This is real security
Zbigniew Brzezinski, a prominent political scientist, recently wrote an interesting article in Washington Post - Terrorized by 'War on Terror' (How a Three-Word Mantra Has Undermined America). It's an analysis of the recent change in American mentality and a worthwhile reading. But there's something that Dr. Brzezinski gets just wrong:
Just last week, here in Washington, on my way to visit a journalistic office, I had to pass through one of the absurd "security checks" that have proliferated in almost all the privately owned office buildings in this capital -- and in New York City. A uniformed guard required me to fill out a form, show an I.D. and in this case explain in writing the purpose of my visit. Would a visiting terrorist indicate in writing that the purpose is "to blow up the building"? Would the guard be able to arrest such a self-confessing, would-be suicide bomber?

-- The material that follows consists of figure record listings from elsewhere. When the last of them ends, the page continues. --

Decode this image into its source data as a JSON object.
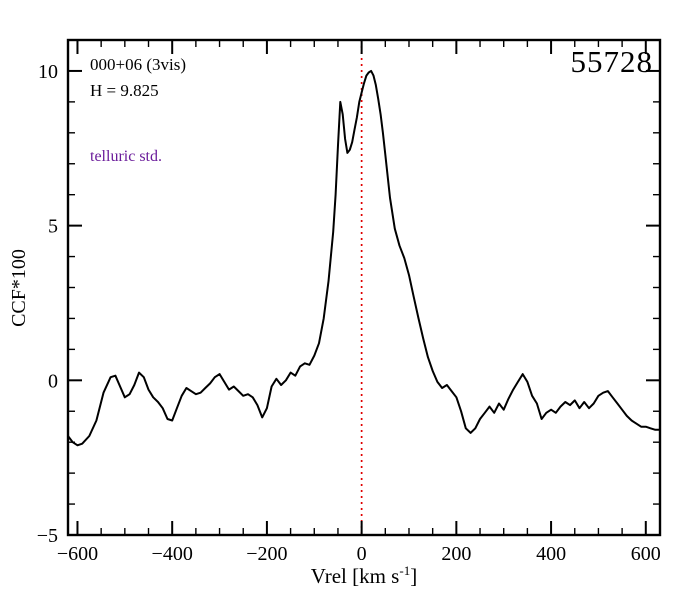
{
  "page": {
    "background": "#ffffff"
  },
  "annotations": {
    "field_label": "000+06 (3vis)",
    "h_mag": "H = 9.825",
    "telluric": "telluric std.",
    "telluric_color": "#6a1b9a",
    "mjd": "55728"
  },
  "chart_data": {
    "type": "line",
    "title": "",
    "xlabel_main": "Vrel [km s",
    "xlabel_sup": "-1",
    "xlabel_close": "]",
    "ylabel": "CCF*100",
    "xlim": [
      -620,
      630
    ],
    "ylim": [
      -5,
      11
    ],
    "grid": false,
    "legend": "none",
    "xtick_values": [
      -600,
      -400,
      -200,
      0,
      200,
      400,
      600
    ],
    "xtick_labels": [
      "−600",
      "−400",
      "−200",
      "0",
      "200",
      "400",
      "600"
    ],
    "ytick_values": [
      -5,
      0,
      5,
      10
    ],
    "ytick_labels": [
      "−5",
      "0",
      "5",
      "10"
    ],
    "x_minor_step": 50,
    "y_minor_step": 1,
    "vline": {
      "x": 0,
      "color": "#e00000",
      "style": "dotted"
    },
    "series": [
      {
        "name": "ccf",
        "color": "#000000",
        "x": [
          -620,
          -610,
          -600,
          -590,
          -575,
          -560,
          -545,
          -530,
          -520,
          -510,
          -500,
          -490,
          -480,
          -470,
          -460,
          -450,
          -440,
          -430,
          -420,
          -410,
          -400,
          -390,
          -380,
          -370,
          -360,
          -350,
          -340,
          -330,
          -320,
          -310,
          -300,
          -290,
          -280,
          -270,
          -260,
          -250,
          -240,
          -230,
          -220,
          -210,
          -200,
          -190,
          -180,
          -170,
          -160,
          -150,
          -140,
          -130,
          -120,
          -110,
          -100,
          -90,
          -80,
          -70,
          -60,
          -55,
          -50,
          -45,
          -40,
          -35,
          -30,
          -25,
          -20,
          -15,
          -10,
          -5,
          0,
          5,
          10,
          15,
          20,
          25,
          30,
          35,
          40,
          45,
          50,
          60,
          70,
          80,
          90,
          100,
          110,
          120,
          130,
          140,
          150,
          160,
          170,
          180,
          190,
          200,
          210,
          220,
          230,
          240,
          250,
          260,
          270,
          280,
          290,
          300,
          310,
          320,
          330,
          340,
          350,
          360,
          370,
          380,
          390,
          400,
          410,
          420,
          430,
          440,
          450,
          460,
          470,
          480,
          490,
          500,
          510,
          520,
          530,
          540,
          550,
          560,
          570,
          580,
          590,
          600,
          610,
          620,
          630
        ],
        "y": [
          -1.8,
          -2.0,
          -2.1,
          -2.05,
          -1.8,
          -1.3,
          -0.4,
          0.1,
          0.15,
          -0.2,
          -0.55,
          -0.45,
          -0.15,
          0.25,
          0.1,
          -0.3,
          -0.55,
          -0.7,
          -0.9,
          -1.25,
          -1.3,
          -0.9,
          -0.5,
          -0.25,
          -0.35,
          -0.45,
          -0.4,
          -0.25,
          -0.1,
          0.1,
          0.2,
          -0.05,
          -0.3,
          -0.2,
          -0.35,
          -0.5,
          -0.45,
          -0.55,
          -0.8,
          -1.2,
          -0.9,
          -0.2,
          0.05,
          -0.15,
          0.0,
          0.25,
          0.15,
          0.45,
          0.55,
          0.5,
          0.8,
          1.2,
          2.0,
          3.2,
          4.8,
          6.0,
          7.6,
          9.0,
          8.6,
          7.8,
          7.35,
          7.45,
          7.7,
          8.1,
          8.5,
          9.0,
          9.3,
          9.6,
          9.85,
          9.95,
          10.0,
          9.85,
          9.55,
          9.1,
          8.6,
          8.0,
          7.3,
          5.9,
          4.9,
          4.35,
          3.95,
          3.4,
          2.7,
          2.0,
          1.35,
          0.75,
          0.3,
          -0.05,
          -0.25,
          -0.15,
          -0.35,
          -0.55,
          -1.0,
          -1.55,
          -1.7,
          -1.55,
          -1.25,
          -1.05,
          -0.85,
          -1.05,
          -0.75,
          -0.95,
          -0.6,
          -0.3,
          -0.05,
          0.2,
          -0.05,
          -0.5,
          -0.75,
          -1.25,
          -1.05,
          -0.95,
          -1.05,
          -0.85,
          -0.7,
          -0.8,
          -0.65,
          -0.9,
          -0.7,
          -0.9,
          -0.75,
          -0.5,
          -0.4,
          -0.35,
          -0.55,
          -0.75,
          -0.95,
          -1.15,
          -1.3,
          -1.4,
          -1.5,
          -1.5,
          -1.55,
          -1.6,
          -1.6
        ]
      }
    ]
  }
}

To make matters more absurd, large department stores, with their crowds of shoppers, do not have any comparable procedures. Nor do concert halls or movie theaters. Yet such "security" procedures have become routine, wasting hundreds of millions of dollars and further contributing to a siege mentality.
An apparent failure to apply Occam's razor. The war on terror isn't the reason for screening visitors to the office buildings. It's a layer of physical security that exists to protect private property. It makes computer and office equipment theft, a universal problem in such environments, harder. Therefore the checks aren't all absurd.
And producing an ID isn't necessary. Such requirements can be (and sometimes should be) successfully challenged. Here's How To Fly Without ID. That works. Similarly, if you're invited to a meeting, you don't have to prove your right (or permission) to attend. That's not like crossing border of a foreign country.
Don't confuse real security for stupid security. There is a fine line between the two.